This may seem like a very specific post but it’s actually applicable to anyone using Amazon CloudFront that wants to invalidate multiple files that all sit inside one directory. Invalidating is the same thing as purging so basically you’re telling CloudFront to “purge” the last version of the file it got for hosting on the CDN and replace it with a new one.
I recently went through on one of my sites and resized and optimized all of the images. That’s hundreds of images by hand! And when you re-upload them to WordPress the system automatically creates a medium and thumbnail sized image so it multiplies the number of images being stored in the wp-content/uploads folder.
Before optimizing and re-uploading the files, I had to download them all and delete them from my server because I planned to re-upload with the same exact name and if you don’t delete the original file, WordPress just appends a -1 to the end of the new one so you end up with two files such as file.jpg and file-1.jpg and that’s a waste of space. So yeah, this was very tedious but worth it for SEO and organization reasons.
The real frustration I had was that after manually downloading, resizing and then uploading the files to WordPress, the plugin W3 Total Cache (which I have setup to use with Amazon CloudFront as the CDN) wasn’t updating the images. So all of my posts still had the old large sized images because the CDN saw that my new files had the same name. I tried clearing the caches, forcing uploads of all the files etc. but the images weren’t getting updates.
So I searched and searched and finally figured out this solution:
- You have to login to the AWS Management Console and click on CloudFront
- Go to Distribution Settings for the distribution you’re interested in then click on the Invalidations tab and click “Create Invalidation”. This is where you need t past a full list of the paths to the files you want to update.
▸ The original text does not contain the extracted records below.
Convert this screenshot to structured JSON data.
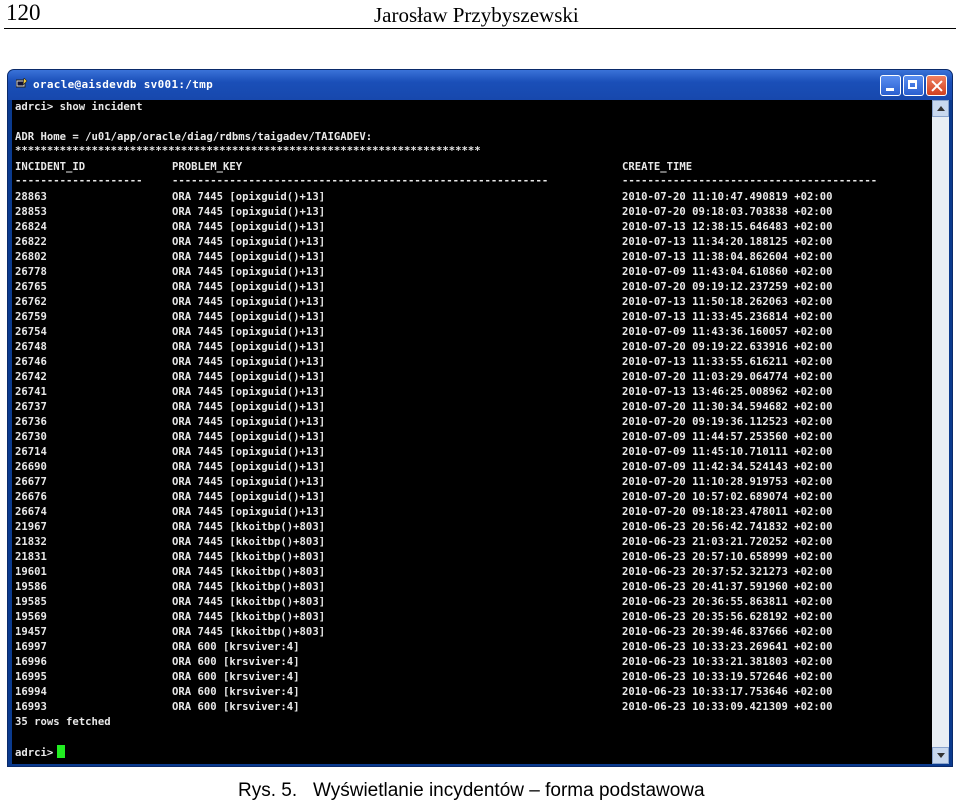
{
  "page": {
    "number": "120",
    "author": "Jarosław Przybyszewski",
    "caption_label": "Rys. 5.",
    "caption_text": "Wyświetlanie incydentów – forma podstawowa"
  },
  "window": {
    "title": "oracle@aisdevdb sv001:/tmp",
    "icon": "putty-icon",
    "buttons": [
      "minimize",
      "maximize",
      "close"
    ]
  },
  "terminal": {
    "command_line": "adrci> show incident",
    "adr_home": "ADR Home = /u01/app/oracle/diag/rdbms/taigadev/TAIGADEV:",
    "stars": "*************************************************************************",
    "headers": {
      "incident_id": "INCIDENT_ID",
      "problem_key": "PROBLEM_KEY",
      "create_time": "CREATE_TIME"
    },
    "separator_id": "--------------------",
    "separator_pk": "-----------------------------------------------------------",
    "separator_ct": "----------------------------------------",
    "rows": [
      [
        "28863",
        "ORA 7445 [opixguid()+13]",
        "2010-07-20 11:10:47.490819 +02:00"
      ],
      [
        "28853",
        "ORA 7445 [opixguid()+13]",
        "2010-07-20 09:18:03.703838 +02:00"
      ],
      [
        "26824",
        "ORA 7445 [opixguid()+13]",
        "2010-07-13 12:38:15.646483 +02:00"
      ],
      [
        "26822",
        "ORA 7445 [opixguid()+13]",
        "2010-07-13 11:34:20.188125 +02:00"
      ],
      [
        "26802",
        "ORA 7445 [opixguid()+13]",
        "2010-07-13 11:38:04.862604 +02:00"
      ],
      [
        "26778",
        "ORA 7445 [opixguid()+13]",
        "2010-07-09 11:43:04.610860 +02:00"
      ],
      [
        "26765",
        "ORA 7445 [opixguid()+13]",
        "2010-07-20 09:19:12.237259 +02:00"
      ],
      [
        "26762",
        "ORA 7445 [opixguid()+13]",
        "2010-07-13 11:50:18.262063 +02:00"
      ],
      [
        "26759",
        "ORA 7445 [opixguid()+13]",
        "2010-07-13 11:33:45.236814 +02:00"
      ],
      [
        "26754",
        "ORA 7445 [opixguid()+13]",
        "2010-07-09 11:43:36.160057 +02:00"
      ],
      [
        "26748",
        "ORA 7445 [opixguid()+13]",
        "2010-07-20 09:19:22.633916 +02:00"
      ],
      [
        "26746",
        "ORA 7445 [opixguid()+13]",
        "2010-07-13 11:33:55.616211 +02:00"
      ],
      [
        "26742",
        "ORA 7445 [opixguid()+13]",
        "2010-07-20 11:03:29.064774 +02:00"
      ],
      [
        "26741",
        "ORA 7445 [opixguid()+13]",
        "2010-07-13 13:46:25.008962 +02:00"
      ],
      [
        "26737",
        "ORA 7445 [opixguid()+13]",
        "2010-07-20 11:30:34.594682 +02:00"
      ],
      [
        "26736",
        "ORA 7445 [opixguid()+13]",
        "2010-07-20 09:19:36.112523 +02:00"
      ],
      [
        "26730",
        "ORA 7445 [opixguid()+13]",
        "2010-07-09 11:44:57.253560 +02:00"
      ],
      [
        "26714",
        "ORA 7445 [opixguid()+13]",
        "2010-07-09 11:45:10.710111 +02:00"
      ],
      [
        "26690",
        "ORA 7445 [opixguid()+13]",
        "2010-07-09 11:42:34.524143 +02:00"
      ],
      [
        "26677",
        "ORA 7445 [opixguid()+13]",
        "2010-07-20 11:10:28.919753 +02:00"
      ],
      [
        "26676",
        "ORA 7445 [opixguid()+13]",
        "2010-07-20 10:57:02.689074 +02:00"
      ],
      [
        "26674",
        "ORA 7445 [opixguid()+13]",
        "2010-07-20 09:18:23.478011 +02:00"
      ],
      [
        "21967",
        "ORA 7445 [kkoitbp()+803]",
        "2010-06-23 20:56:42.741832 +02:00"
      ],
      [
        "21832",
        "ORA 7445 [kkoitbp()+803]",
        "2010-06-23 21:03:21.720252 +02:00"
      ],
      [
        "21831",
        "ORA 7445 [kkoitbp()+803]",
        "2010-06-23 20:57:10.658999 +02:00"
      ],
      [
        "19601",
        "ORA 7445 [kkoitbp()+803]",
        "2010-06-23 20:37:52.321273 +02:00"
      ],
      [
        "19586",
        "ORA 7445 [kkoitbp()+803]",
        "2010-06-23 20:41:37.591960 +02:00"
      ],
      [
        "19585",
        "ORA 7445 [kkoitbp()+803]",
        "2010-06-23 20:36:55.863811 +02:00"
      ],
      [
        "19569",
        "ORA 7445 [kkoitbp()+803]",
        "2010-06-23 20:35:56.628192 +02:00"
      ],
      [
        "19457",
        "ORA 7445 [kkoitbp()+803]",
        "2010-06-23 20:39:46.837666 +02:00"
      ],
      [
        "16997",
        "ORA 600 [krsviver:4]",
        "2010-06-23 10:33:23.269641 +02:00"
      ],
      [
        "16996",
        "ORA 600 [krsviver:4]",
        "2010-06-23 10:33:21.381803 +02:00"
      ],
      [
        "16995",
        "ORA 600 [krsviver:4]",
        "2010-06-23 10:33:19.572646 +02:00"
      ],
      [
        "16994",
        "ORA 600 [krsviver:4]",
        "2010-06-23 10:33:17.753646 +02:00"
      ],
      [
        "16993",
        "ORA 600 [krsviver:4]",
        "2010-06-23 10:33:09.421309 +02:00"
      ]
    ],
    "footer": "35 rows fetched",
    "prompt": "adrci>",
    "colors": {
      "background": "#000000",
      "text": "#e8e8e8",
      "cursor": "#22ee22"
    }
  }
}
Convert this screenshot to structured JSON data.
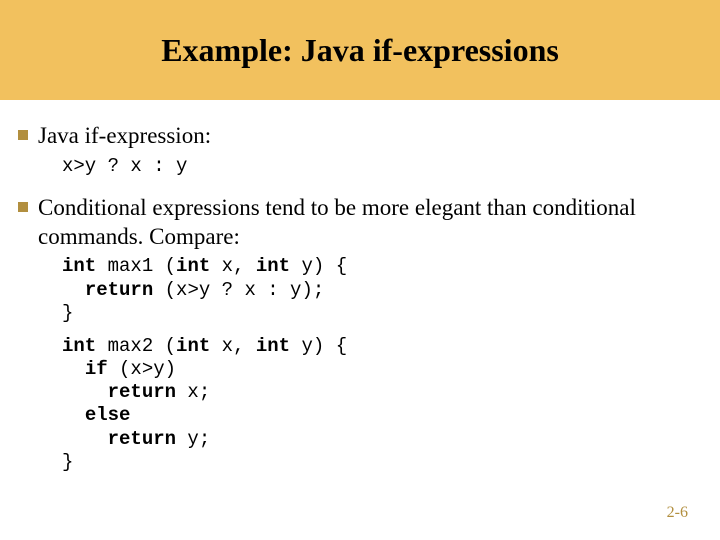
{
  "title": "Example: Java if-expressions",
  "bullets": {
    "b1": "Java if-expression:",
    "b2": "Conditional expressions tend to be more elegant than conditional commands. Compare:"
  },
  "code": {
    "c1": "x>y ? x : y",
    "kw": {
      "int": "int",
      "return": "return",
      "if": "if",
      "else": "else"
    },
    "max1": {
      "sig_mid1": " max1 (",
      "sig_mid2": " x, ",
      "sig_tail": " y) {",
      "ret_mid": " (x>y ? x : y);",
      "close": "}"
    },
    "max2": {
      "sig_mid1": " max2 (",
      "sig_mid2": " x, ",
      "sig_tail": " y) {",
      "if_cond": " (x>y)",
      "ret_x": " x;",
      "ret_y": " y;",
      "close": "}"
    }
  },
  "page": "2-6"
}
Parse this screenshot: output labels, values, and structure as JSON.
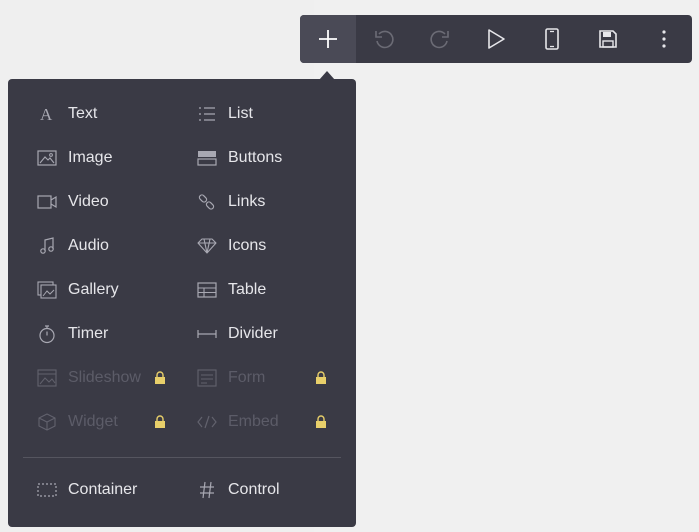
{
  "toolbar": {
    "buttons": [
      {
        "name": "add",
        "icon": "plus-icon",
        "active": true
      },
      {
        "name": "undo",
        "icon": "undo-icon",
        "disabled": true
      },
      {
        "name": "redo",
        "icon": "redo-icon",
        "disabled": true
      },
      {
        "name": "preview",
        "icon": "play-icon"
      },
      {
        "name": "mobile",
        "icon": "mobile-icon"
      },
      {
        "name": "save",
        "icon": "save-icon"
      },
      {
        "name": "more",
        "icon": "more-vertical-icon"
      }
    ]
  },
  "panel": {
    "items": [
      {
        "label": "Text",
        "icon": "text-icon"
      },
      {
        "label": "List",
        "icon": "list-icon"
      },
      {
        "label": "Image",
        "icon": "image-icon"
      },
      {
        "label": "Buttons",
        "icon": "buttons-icon"
      },
      {
        "label": "Video",
        "icon": "video-icon"
      },
      {
        "label": "Links",
        "icon": "link-icon"
      },
      {
        "label": "Audio",
        "icon": "music-icon"
      },
      {
        "label": "Icons",
        "icon": "diamond-icon"
      },
      {
        "label": "Gallery",
        "icon": "gallery-icon"
      },
      {
        "label": "Table",
        "icon": "table-icon"
      },
      {
        "label": "Timer",
        "icon": "stopwatch-icon"
      },
      {
        "label": "Divider",
        "icon": "divider-icon"
      },
      {
        "label": "Slideshow",
        "icon": "slideshow-icon",
        "locked": true
      },
      {
        "label": "Form",
        "icon": "form-icon",
        "locked": true
      },
      {
        "label": "Widget",
        "icon": "cube-icon",
        "locked": true
      },
      {
        "label": "Embed",
        "icon": "code-icon",
        "locked": true
      }
    ],
    "footer_items": [
      {
        "label": "Container",
        "icon": "container-icon"
      },
      {
        "label": "Control",
        "icon": "hash-icon"
      }
    ],
    "lock_color": "#e8cf6a"
  }
}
- If you’re using WordPress like me, you can just go to yourdomain.com/wp-content/uploads/ and hit enter in your browser. This lists all of the files in the directory and you can highlight them, copy and paste into the second column of Excel.
- Once you’ve pasted the long list of files into Excel you can concatenate /wp-content/uploads/ with the column cells you pasted into. In column C type something like =concatenate(A1,B1) as shown in the screenshot below. Then just drag to highlight all of those cells and copy, paste right into the “Create Invalidation” input box on the CloudFront Management Console!
- Note that you can only paste 1,000 at a time and that anything over 1,000 will cost you extra money, something like $0.005 per invalidation, so an additional 1,000 files will be $5.
- The other thing you want to do is go into the W3 Total Cache plugins admin area under the “Browser Cache” section and scroll down to the “Media and Other files” area. Replace the “Expires header lifetime:” input that says 31536000 with 3600 then leave it for a day or two, until Google crawls the site… then switch it back. This will break the cache for anyone who returns to the site (including SE’s) faster so they get the new content sooner.
That may seem like a lot of steps, and there may be other ways to scrape the list of file paths using your console but this is how I’ve done it.
Step 1. Navigate to the directory where your files are listed. I used Safari to do this, some directories may be hidden or not accessible. There may be another way to scrape the list of paths.
Step 2. Paste the list of file names into the second column of Excel, concatenate with wp-content/uploads (or whatever path your directory is relative to the root of your site)
Step 3. Log in to your CloudFront Management Console, select the distribution you want and go to its settings page, click “Create Invalidation” and paste up to 1,000 paths from Excel in to be invalidated.
Step 4. Back in the WordPress admin area, navigate to the section for W3 Total Cache > Browser Cache > Media and Other Files. Update the Expires header lifetime value from 31536000 to 3600 and then save. Leave it for a few days then change it back. This helps bust the cache of the page so search engines and viewers see the updated content.